The Federal Treasurer’s press release of May 2005 echoed the Government’s strategic thinking to make Australia a hub for investment in the Asia Pacific. It was announced that the proposed removal of capital gains tax on sale of shares in Australian companies held by non-residents was to:
“further enhance Australia’s status as an attractive place for business and investment by addressing the deterrent effect for foreign investors of Australia’s current broad foreign resident capital gains tax base.”
The proposal has now become law in the Tax Law Amendment (2006 Measures No.4) Act 2006.
Removal of CGT liability for non-residents in certain circumstances
Accordingly, effective from December 2006 capital gains tax (CGT) liability was simplified for non-residents by amendments made to Australian tax law. CGT considerations were previously more complex for non-residents.
From December 2006, a non-resident person will be subject to CGT in Australia only where either:
- there is a direct or indirect interest in Australian real property; or
- the asset is used by the non-resident person in carrying on a business through a permanent establishment in Australia.
It is undoubtedly a welcome change to the law since after December 2006 no CGT liability arises unless:
- the asset is Australian real property (which includes mining, quarrying or prospecting rights); or
- the permanent establishment condition is satisfied.
However, there are at least two traps to which we now turn.
Trap no. 1: potential CGT liability due to indirect interests
A CGT liability will arise if a foreign resident disposes an indirect interest in Australian real property via an Australian or foreign company. To expand on that, indirect interest in Australian real property may occur when a person holds a non-portfolio interest (at least 10% interest) in an entity (test entity), which passes the principal asset test. The test entity in which the foreign resident has a non-portfolio interest can be either a resident or non-resident entity.

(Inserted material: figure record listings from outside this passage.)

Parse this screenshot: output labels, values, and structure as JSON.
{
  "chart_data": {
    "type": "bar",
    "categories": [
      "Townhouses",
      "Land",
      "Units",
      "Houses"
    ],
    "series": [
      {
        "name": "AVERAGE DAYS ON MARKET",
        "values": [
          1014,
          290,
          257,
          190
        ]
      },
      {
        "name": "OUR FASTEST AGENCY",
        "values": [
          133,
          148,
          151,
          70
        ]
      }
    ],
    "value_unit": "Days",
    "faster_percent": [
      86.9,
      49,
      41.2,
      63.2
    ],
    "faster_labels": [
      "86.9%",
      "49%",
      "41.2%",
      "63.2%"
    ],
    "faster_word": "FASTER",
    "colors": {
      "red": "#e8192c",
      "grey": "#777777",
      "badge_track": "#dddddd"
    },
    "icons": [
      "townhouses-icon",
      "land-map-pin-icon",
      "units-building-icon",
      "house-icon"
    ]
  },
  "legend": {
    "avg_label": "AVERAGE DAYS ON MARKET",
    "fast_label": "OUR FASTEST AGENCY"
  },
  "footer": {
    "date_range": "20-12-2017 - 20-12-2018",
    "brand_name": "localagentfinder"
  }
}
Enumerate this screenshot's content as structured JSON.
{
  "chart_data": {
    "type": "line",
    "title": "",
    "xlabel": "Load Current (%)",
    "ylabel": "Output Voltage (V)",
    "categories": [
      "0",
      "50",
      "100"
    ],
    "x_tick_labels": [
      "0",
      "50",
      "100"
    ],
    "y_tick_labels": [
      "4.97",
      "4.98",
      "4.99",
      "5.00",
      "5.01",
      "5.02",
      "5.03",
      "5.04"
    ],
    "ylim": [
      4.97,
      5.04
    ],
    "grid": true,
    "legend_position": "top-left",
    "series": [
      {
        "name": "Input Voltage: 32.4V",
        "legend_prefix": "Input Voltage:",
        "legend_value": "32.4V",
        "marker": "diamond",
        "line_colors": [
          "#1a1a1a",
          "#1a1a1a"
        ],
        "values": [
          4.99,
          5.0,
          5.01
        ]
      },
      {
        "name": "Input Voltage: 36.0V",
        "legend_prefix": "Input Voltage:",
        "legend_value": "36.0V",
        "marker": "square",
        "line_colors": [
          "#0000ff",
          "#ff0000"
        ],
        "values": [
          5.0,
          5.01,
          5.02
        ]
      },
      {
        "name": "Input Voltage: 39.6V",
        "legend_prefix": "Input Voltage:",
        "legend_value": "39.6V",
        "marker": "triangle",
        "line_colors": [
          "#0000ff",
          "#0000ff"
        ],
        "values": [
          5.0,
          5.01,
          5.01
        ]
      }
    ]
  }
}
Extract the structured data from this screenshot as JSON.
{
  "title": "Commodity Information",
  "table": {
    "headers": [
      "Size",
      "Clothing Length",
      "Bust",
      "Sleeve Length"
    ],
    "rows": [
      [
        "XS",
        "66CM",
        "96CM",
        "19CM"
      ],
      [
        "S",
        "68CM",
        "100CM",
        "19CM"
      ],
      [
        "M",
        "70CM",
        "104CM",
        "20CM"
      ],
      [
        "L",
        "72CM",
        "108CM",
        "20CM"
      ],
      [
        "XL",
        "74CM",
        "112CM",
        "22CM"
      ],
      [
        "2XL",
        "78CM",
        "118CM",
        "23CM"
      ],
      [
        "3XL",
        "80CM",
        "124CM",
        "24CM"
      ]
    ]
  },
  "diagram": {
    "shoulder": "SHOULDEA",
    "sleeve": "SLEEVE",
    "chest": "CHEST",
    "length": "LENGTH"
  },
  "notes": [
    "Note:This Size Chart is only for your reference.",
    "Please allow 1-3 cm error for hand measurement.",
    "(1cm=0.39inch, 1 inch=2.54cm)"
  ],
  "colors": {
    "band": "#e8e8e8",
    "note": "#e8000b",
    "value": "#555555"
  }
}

The test entity passes the principal asset test if more than 50% of the value of its assets are attributable to Australian real property. This scenario is illustrated in the accompanying diagram. Assume the foreign resident intends to sell its shares in Company 3 and the question arises – will there be CGT liability?
In the diagram the Foreign Resident has the following interests in Foreign Company 3:
- Direct participation Interest in Company 3 of 9%
- Indirect participation interest in Company 3 of 100% x 20% + 80% x 100% = 1%
Therefore the foreign resident has a non-portfolio interest in Company 3.
The next question is to find out whether Company 3 satisfies the Principal Asset test. Company 3 has a 60% direct participation interest in the Australian company. Therefore:
- its interest in Australian real property is 60% of $600,000 ($360,000),
- its interest in all assets is 60% of $(600,000 + 200,000), which is $480,000, and
- $360,000 / $480,000 is 75%.
Therefore more than 50% of the value of the its assets are attributable to Australian real property.
If the membership interests in Company 3 are sold by the foreign resident there will be potential CGT liability.
Trap no. 2: business through a “permanent establishment” in Australia
CGT will arise if the interest sold relates to an asset used by the non-resident in carrying on a business through a “permanent establishment” in Australia.
The “permanent establishment” trap applies if the non-resident uses the asset in carrying on a business in Australia.
In contrast, if a non-resident person licenses his or her intellectual property (IP) to an Australian company for use in the Australian company’s business, then the IP will not be subject to CGT when it is eventually sold.
Conclusion
Due to the traps discussed above in the new CGT rules applicable to non-residents in future business structuring matters the percentages of shareholding in companies and ownership interests in Australian real property should always be carefully reviewed.